Quarantacinquemila lavoratori ovvero 100 treni Alta Velocità stipati di meridionali che tornano nel loro territorio. Il dato potrebbe essere solo la punta di un iceberg. Se teniamo conto anche delle imprese piccole e medie (oltre 10 addetti) molto più difficili da rilevare, si stima che il fenomeno potrebbe aver riguardato nel lockdown circa 100 mila lavoratori meridionali su circa due milioni di occupati del Sud che operano nel Centro- Nord. Dall’indagine emerge altresì che, considerando le aziende che hanno utilizzato lo smartworking nei primi tre trimestri del 2020, o totalmente o comunque per oltre l’80% degli addetti, circa il 3% ha visto i propri dipendenti lavorare in southworking.
Insomma dopo anni di emorragia di giovani meridionali, scolarizzati, spesso iperspecializzati in fuga, qui si parla di un ritorno. Certo in tempo di Covid. Ma Svimez tenta di ragionare in prospettiva. Potrebbe diventare uno «strumento per la riattivazione di quei processi di accumulazione di capitale umano da troppi anni bloccati per il Mezzogiorno e per le aree periferiche del Paese». Il rapporto Svimez propone l’identificazione di un target dei potenziali beneficiari di misure per il southworking. Occorre concentrare gli interventi sull’obiettivo di riportare al Sud giovani laureati (25-34enni) meridionali. Utilizzando i dati Istat sulla forza lavoro e quelli relativi all’indagine sull’inserimento professionali dei laureati italiani, si è stimato che la platea di giovani potenzialmente interessati ammonterebbe a circa 60.000 giovani laureati.
Il report è fatto in collaborazione con l’associazione South Working Lavorare dal Sud fondata dalla giovane palermitana e south-worker Elena Militello. In base ai dati dell’associazione l’85,3% degli intervistati andrebbe o tornerebbe a vivere al Sud se fosse loro consentito, e se fosse possibile mantenere il lavoro da remoto. Da questa ricerca, condotta su un campione di 2mila lavoratori, emerge che circa l’80% ha tra i 25 e i 40 anni, possiede elevati titoli di studio, principalmente in Ingegneria, Economia e Giurisprudenza, e ha nel 63% dei casi, un contratto di lavoro a tempo indeterminato. Il progetto «South Working – Lavorare dal
Sud» sta entrando nella fase operativa, con l’avvio della campagna di adesioni e della rete di sostegno ai lavoratori.
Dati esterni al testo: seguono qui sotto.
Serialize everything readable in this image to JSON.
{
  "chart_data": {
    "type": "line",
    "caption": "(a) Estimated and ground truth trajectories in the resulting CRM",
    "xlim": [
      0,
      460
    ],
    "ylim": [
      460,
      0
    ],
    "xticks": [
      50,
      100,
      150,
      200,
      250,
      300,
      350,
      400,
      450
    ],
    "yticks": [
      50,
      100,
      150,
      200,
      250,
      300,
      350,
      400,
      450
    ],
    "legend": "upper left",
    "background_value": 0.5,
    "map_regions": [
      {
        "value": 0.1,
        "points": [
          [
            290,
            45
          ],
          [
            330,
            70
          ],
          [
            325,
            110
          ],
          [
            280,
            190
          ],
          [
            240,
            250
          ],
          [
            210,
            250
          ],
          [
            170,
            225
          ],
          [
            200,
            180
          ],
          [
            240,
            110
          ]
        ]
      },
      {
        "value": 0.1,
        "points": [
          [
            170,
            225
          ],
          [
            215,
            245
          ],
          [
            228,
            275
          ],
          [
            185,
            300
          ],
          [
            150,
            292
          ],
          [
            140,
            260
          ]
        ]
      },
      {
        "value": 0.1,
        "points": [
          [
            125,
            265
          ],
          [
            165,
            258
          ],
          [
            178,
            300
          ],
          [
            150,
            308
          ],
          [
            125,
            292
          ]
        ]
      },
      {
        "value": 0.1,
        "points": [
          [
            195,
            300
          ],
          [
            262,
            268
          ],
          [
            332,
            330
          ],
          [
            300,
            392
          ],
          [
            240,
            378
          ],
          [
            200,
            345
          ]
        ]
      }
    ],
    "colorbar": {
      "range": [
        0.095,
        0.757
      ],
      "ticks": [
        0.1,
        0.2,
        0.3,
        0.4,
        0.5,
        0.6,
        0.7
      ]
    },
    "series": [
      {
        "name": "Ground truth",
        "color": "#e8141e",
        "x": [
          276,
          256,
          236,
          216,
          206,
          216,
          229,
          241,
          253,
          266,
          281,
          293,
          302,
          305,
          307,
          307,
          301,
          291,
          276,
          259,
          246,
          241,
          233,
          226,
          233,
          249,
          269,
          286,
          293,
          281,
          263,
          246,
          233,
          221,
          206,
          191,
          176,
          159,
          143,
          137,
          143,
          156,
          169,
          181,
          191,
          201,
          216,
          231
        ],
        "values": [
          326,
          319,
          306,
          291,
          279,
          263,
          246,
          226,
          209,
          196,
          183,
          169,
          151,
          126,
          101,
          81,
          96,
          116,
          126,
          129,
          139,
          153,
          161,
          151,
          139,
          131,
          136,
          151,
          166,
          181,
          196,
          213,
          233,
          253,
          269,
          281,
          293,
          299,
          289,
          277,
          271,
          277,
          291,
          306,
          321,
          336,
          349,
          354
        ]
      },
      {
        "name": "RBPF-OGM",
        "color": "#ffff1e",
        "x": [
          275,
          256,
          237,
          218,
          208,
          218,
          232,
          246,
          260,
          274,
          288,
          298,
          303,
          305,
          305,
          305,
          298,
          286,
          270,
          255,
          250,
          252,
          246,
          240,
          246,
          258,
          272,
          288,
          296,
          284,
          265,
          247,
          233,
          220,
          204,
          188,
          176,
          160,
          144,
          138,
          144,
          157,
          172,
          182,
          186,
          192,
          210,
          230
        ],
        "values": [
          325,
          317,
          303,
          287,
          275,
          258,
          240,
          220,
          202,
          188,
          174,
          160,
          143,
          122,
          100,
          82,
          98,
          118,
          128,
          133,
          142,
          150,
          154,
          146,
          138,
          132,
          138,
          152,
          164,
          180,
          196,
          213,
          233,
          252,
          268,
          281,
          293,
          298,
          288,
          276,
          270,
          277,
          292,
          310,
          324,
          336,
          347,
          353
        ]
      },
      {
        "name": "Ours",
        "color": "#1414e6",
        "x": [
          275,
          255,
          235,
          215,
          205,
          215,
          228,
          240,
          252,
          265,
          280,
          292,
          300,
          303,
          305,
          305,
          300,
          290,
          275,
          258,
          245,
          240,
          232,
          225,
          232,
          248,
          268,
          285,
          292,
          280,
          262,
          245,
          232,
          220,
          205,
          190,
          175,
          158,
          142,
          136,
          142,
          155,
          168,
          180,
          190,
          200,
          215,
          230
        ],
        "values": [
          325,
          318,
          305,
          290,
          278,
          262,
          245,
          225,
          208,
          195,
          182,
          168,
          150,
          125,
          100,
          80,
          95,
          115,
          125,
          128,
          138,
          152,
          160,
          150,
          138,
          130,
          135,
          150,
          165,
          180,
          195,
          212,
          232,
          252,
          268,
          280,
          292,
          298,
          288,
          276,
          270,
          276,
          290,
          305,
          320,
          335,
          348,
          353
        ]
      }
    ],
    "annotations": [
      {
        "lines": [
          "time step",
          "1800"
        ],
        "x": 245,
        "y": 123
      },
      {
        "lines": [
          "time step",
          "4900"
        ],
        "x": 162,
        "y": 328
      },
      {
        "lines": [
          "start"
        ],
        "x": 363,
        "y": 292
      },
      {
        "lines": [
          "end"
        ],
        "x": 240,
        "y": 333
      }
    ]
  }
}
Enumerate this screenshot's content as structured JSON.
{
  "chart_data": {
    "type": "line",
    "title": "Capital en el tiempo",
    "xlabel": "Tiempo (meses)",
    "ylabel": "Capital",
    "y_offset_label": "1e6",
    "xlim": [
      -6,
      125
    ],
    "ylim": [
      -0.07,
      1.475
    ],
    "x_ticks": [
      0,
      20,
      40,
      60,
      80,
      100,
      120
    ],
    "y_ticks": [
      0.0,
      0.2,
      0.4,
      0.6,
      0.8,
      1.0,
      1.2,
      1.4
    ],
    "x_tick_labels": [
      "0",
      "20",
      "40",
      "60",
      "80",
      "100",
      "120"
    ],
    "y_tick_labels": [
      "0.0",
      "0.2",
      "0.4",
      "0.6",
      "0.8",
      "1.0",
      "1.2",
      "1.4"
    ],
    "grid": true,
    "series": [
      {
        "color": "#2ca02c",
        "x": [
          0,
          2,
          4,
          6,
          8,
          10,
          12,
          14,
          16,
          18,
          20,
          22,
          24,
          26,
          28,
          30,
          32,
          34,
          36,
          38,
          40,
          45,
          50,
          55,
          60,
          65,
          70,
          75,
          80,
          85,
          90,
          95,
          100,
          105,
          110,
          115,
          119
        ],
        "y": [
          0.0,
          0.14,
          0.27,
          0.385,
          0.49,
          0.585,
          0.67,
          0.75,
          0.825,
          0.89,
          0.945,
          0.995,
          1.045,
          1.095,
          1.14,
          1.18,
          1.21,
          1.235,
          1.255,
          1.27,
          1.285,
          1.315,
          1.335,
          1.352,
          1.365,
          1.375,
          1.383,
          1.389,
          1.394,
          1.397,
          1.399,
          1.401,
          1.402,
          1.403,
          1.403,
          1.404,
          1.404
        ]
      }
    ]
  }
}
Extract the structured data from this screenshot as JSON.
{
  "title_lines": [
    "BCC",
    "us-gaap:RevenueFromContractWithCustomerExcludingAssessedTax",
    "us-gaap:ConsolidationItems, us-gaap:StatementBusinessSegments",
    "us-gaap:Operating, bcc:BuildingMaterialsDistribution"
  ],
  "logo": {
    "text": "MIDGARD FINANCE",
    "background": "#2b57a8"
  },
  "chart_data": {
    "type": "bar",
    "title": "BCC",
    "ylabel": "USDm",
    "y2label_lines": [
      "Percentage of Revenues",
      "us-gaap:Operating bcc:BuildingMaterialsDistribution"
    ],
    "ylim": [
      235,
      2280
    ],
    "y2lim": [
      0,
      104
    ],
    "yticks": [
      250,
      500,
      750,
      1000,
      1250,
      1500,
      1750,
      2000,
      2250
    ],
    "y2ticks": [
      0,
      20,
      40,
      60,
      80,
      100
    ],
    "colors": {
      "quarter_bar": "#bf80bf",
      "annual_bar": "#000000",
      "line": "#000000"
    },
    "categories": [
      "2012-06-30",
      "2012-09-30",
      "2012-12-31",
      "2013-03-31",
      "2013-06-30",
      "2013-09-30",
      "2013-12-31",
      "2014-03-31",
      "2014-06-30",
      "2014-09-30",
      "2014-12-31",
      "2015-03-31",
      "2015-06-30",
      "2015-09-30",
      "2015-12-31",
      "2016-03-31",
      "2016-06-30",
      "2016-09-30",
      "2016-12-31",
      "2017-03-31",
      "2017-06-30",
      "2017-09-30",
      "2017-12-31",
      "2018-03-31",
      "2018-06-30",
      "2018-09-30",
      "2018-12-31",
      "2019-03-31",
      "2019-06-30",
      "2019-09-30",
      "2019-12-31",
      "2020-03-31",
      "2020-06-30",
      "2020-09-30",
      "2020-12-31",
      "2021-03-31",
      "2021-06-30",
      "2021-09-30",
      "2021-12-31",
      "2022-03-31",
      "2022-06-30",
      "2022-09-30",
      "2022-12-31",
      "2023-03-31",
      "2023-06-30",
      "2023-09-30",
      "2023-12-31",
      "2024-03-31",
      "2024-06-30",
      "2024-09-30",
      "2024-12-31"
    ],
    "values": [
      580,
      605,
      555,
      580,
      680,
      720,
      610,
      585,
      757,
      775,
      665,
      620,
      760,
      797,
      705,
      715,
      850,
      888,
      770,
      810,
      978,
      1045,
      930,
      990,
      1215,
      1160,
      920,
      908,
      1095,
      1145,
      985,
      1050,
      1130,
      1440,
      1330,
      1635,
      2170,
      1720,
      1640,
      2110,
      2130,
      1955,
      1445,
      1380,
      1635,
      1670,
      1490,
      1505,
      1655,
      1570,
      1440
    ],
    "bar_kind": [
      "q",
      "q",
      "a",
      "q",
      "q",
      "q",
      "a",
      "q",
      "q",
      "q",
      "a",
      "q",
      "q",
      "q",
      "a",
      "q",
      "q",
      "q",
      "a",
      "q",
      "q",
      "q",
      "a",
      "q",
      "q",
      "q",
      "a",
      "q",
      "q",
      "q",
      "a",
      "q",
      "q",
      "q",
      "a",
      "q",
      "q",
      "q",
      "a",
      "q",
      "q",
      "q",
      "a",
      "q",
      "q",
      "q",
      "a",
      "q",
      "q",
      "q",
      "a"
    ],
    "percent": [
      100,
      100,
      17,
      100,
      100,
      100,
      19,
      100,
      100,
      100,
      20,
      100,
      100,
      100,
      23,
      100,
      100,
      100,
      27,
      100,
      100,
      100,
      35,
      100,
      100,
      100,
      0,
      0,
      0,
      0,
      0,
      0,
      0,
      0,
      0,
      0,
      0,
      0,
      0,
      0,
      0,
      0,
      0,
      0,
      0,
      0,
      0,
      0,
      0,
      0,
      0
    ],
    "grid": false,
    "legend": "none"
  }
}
Ma alle aziende conviene? La maggior parte di esse ritiene che i vantaggi principali del southworking siano la maggiore flessibilità negli orari di lavoro e la riduzione dei costi fissi delle sedi fisiche. Ma, allo stesso tempo, crede che gli svantaggi maggiori siano la perdita di controllo sul dipendente da parte dell’azienda; il necessario investimento da fare a carico dell’azienda; i problemi di sicurezza informatica.
Quanto ai lavoratori se il costo della vita è inferiore, mancano però molti servizi.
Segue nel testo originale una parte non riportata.